Добавить в цитаты Настройки чтения

Страница 3 из 4

– «Рад бы тебя принять, Иван-царевич, да мне жить остается немного. Вот как повыдерну все эти дубы с кореньями – тотчас и смерть моя!» Пуще прежнего заплакал царевич и поехал все дальше да дальше.

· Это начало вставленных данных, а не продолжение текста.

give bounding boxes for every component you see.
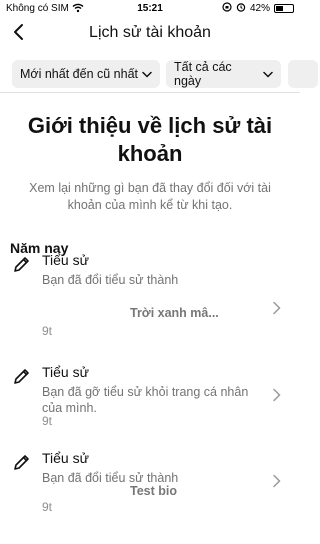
- item-description: Bạn đã gỡ tiểu sử khỏi trang cá nhân của…: [42, 385, 249, 415]
- chevron-down-icon: [142, 67, 152, 81]
- orientation-lock-icon: [222, 2, 232, 15]
- history-item[interactable]: Tiểu sử Bạn đã đổi tiểu sử thành Trời xa…: [0, 246, 300, 346]
- pencil-icon: [12, 254, 32, 274]
- item-time: 9t: [42, 324, 53, 338]
- battery-icon: [274, 4, 294, 13]
- history-item[interactable]: Tiểu sử Bạn đã gỡ tiểu sử khỏi trang cá …: [0, 358, 300, 458]
- item-value: Trời xanh mâ...: [130, 306, 219, 320]
- pencil-icon: [12, 452, 32, 472]
- item-title: Tiểu sử: [42, 450, 89, 466]
- item-title: Tiểu sử: [42, 364, 89, 380]
- chevron-down-icon: [263, 67, 273, 81]
- item-title: Tiểu sử: [42, 252, 89, 268]
- status-bar: Không có SIM 15:21 42%: [0, 0, 300, 18]
- filter-label: Tất cả các ngày: [174, 60, 232, 88]
- filter-bar: Mới nhất đến cũ nhất Tất cả các ngày: [0, 58, 318, 93]
- sort-order-filter[interactable]: Mới nhất đến cũ nhất: [12, 60, 160, 88]
- intro-title: Giới thiệu về lịch sử tài khoản: [27, 113, 273, 166]
- filter-label: Mới nhất đến cũ nhất: [20, 67, 138, 81]
- chevron-right-icon: [272, 301, 282, 315]
- item-description: Bạn đã đổi tiểu sử thành: [42, 273, 179, 287]
- chevron-right-icon: [272, 474, 282, 488]
- item-value: Test bio: [130, 484, 177, 498]
- more-filter-chip[interactable]: [288, 60, 318, 88]
- header: Lịch sử tài khoản: [0, 18, 300, 50]
- pencil-icon: [12, 366, 32, 386]
- date-range-filter[interactable]: Tất cả các ngày: [166, 60, 281, 88]
- item-time: 9t: [42, 414, 53, 428]
- item-time: 9t: [42, 500, 53, 514]
- battery-percent: 42%: [249, 3, 270, 14]
- intro-description: Xem lại những gì bạn đã thay đổi đối với…: [29, 181, 271, 212]
- history-item[interactable]: Tiểu sử Bạn đã đổi tiểu sử thành Test bi…: [0, 444, 300, 544]
- page-title: Lịch sử tài khoản: [89, 24, 211, 41]
- alarm-icon: [236, 2, 246, 15]
- chevron-right-icon: [272, 388, 282, 402]
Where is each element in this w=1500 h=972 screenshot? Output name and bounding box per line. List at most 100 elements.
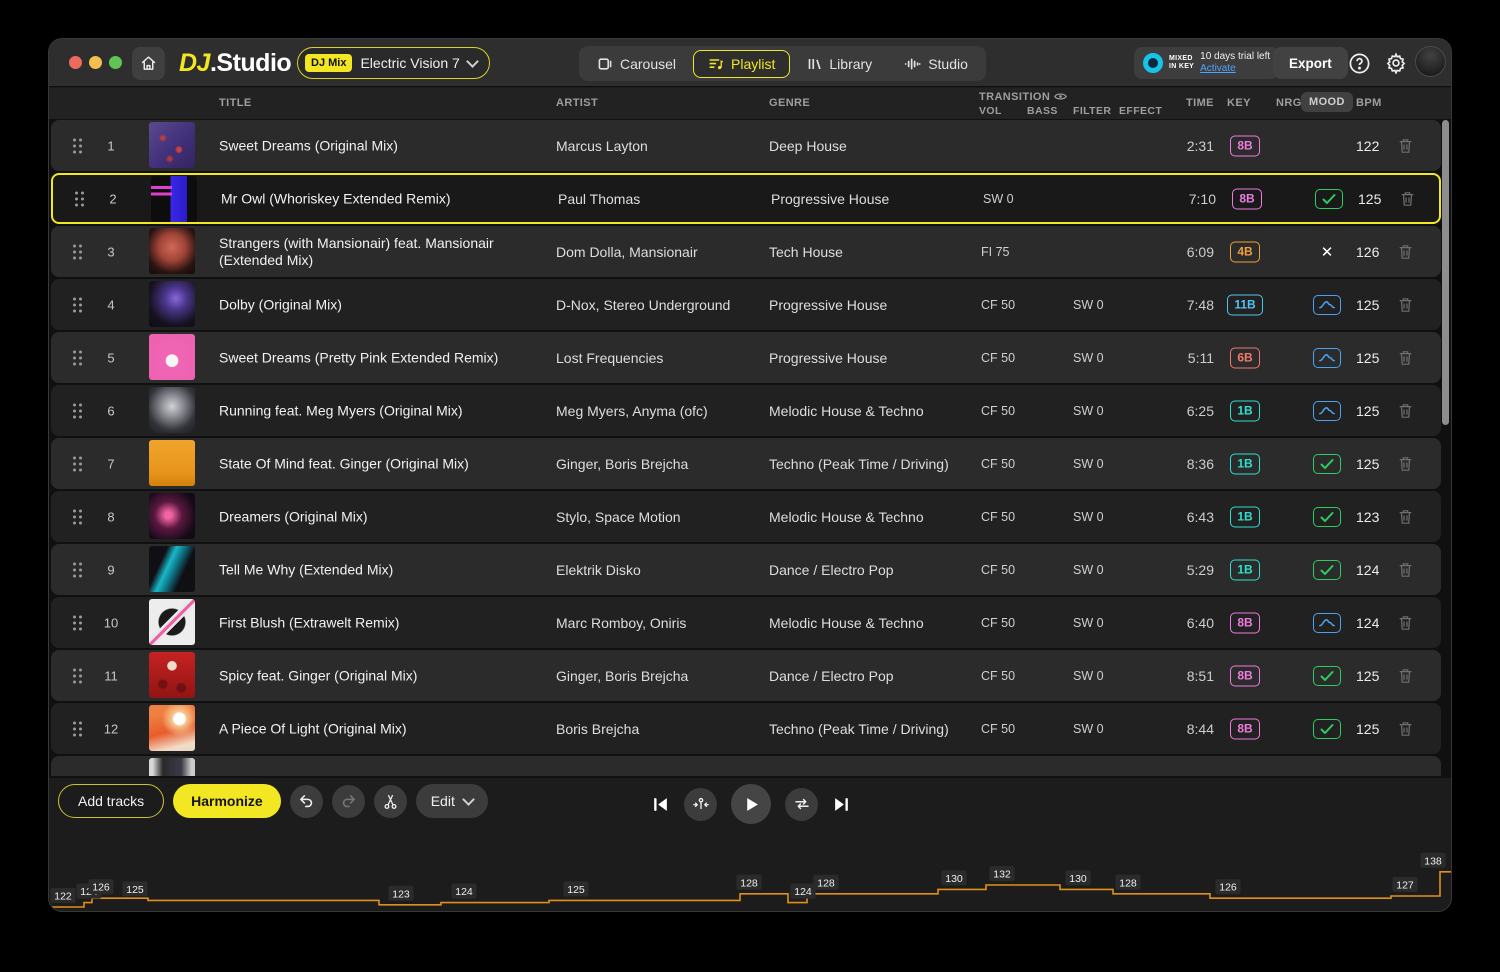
track-row[interactable]: 9 Tell Me Why (Extended Mix) Elektrik Di… (51, 544, 1441, 595)
transition-vol-value[interactable]: CF 50 (981, 563, 1015, 577)
previous-track-button[interactable] (651, 795, 670, 814)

Подъезжает к Вертогору; стал его просить, а он в ответ: «Рад бы принять тебя, Иван-царевич, да мне самому жить немного. Видишь, поставлен я горы ворочать; как справлюсь с этими последними – тут и смерть моя!» Залился Иван-царевич горькими слезами и поехал еще дальше.

Долго-долго ехал; приезжает, наконец, к Солнцевой сестрице. Она его приняла к себе, кормила-поила, как за родным сыном ходила. Хорошо было жить царевичу, а все нет-нет, да и сгрустнется: захочется узнать, что в родном дому деется? Взойдет, бывало, на высокую гору, посмотрит на свой дворец и видит, что все съедено, только стены осталися! Вздохнет и заплачет. Раз этак посмотрел да поплакал – воротился, а Солнцева сестра спрашивает: «Отчего ты, Иван-царевич, нонче заплаканный?» Он говорит: «Ветром в глаза надуло».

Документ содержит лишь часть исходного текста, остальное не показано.